Today I spent some time optimizing the Particle Mode simulation code in Seasonality Core. While doing some measurements, I discovered that quite a bit of time was spent in GCD code while starting new tasks. I use dispatch_apply to iterate through the particles and run the position and color calculations for the next frame. In the tests below, I was simulating approximately 200,000 particles on the Macs, and 11,000 particles on the iPad.

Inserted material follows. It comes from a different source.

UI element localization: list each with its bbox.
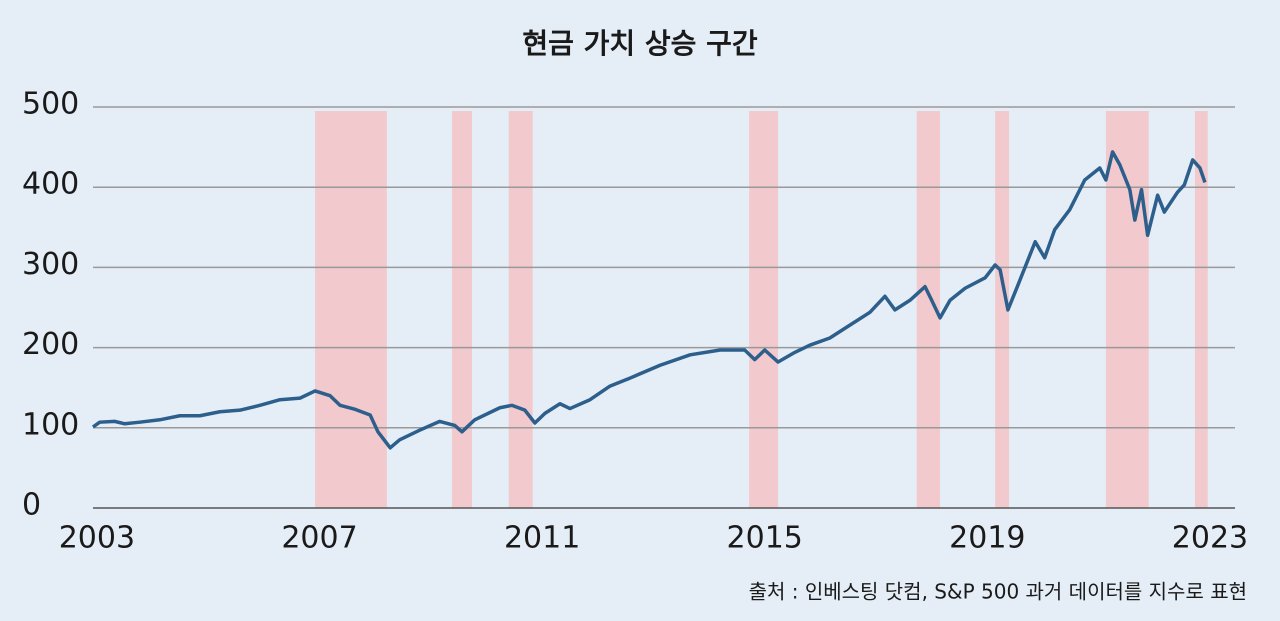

I decided to try breaking the tasks up into fewer blocks, and run the dispatch_apply for groups of around 50 particles instead of running it for each particle. After making this change, the simulation ran in up to 59% less CPU time than before. Here are some informal numbers, just by looking at Activity Monitor and roughly estimating:

CPU Usage
Device   Before   After   Time Savings
Mac Pro (2009, Oct 2.26Ghz Xeon)   390%   160%   59%
Retina MBP (2012, Quad 2.6Ghz i7)   110%   90%   18%
MacBook Air (2011, Duo 1.8Ghz i7)   130%   110%   15%
 
iPad 3 (fewer particles)   85%   85%   0%

As you can see, the benefits from the new code running on the Mac Pro are substantial. In my earlier code, I was somewhat suspicious of why the simulation took so many more resources on the Mac Pro than on the laptops. Clearly the overhead in thread creation was a lot higher on the older Xeon CPU. This brings the Mac Pro’s processing times closer to what the other more modern processors can accomplish.

Perhaps an even more surprising result is the lack of a speedup on the iPad. While measuring both runs, the two versions averaged about the same usage. Perhaps if I had a more formal way to measure the processing time, a small difference might become apparent, but overall the difference was minimal. I’m guessing that Apple has built logic into the A-series CPUs that allows for a near 0 cost in context switching. Makes you wonder how much quicker something like this would run if Apple built their own desktop-class CPUs.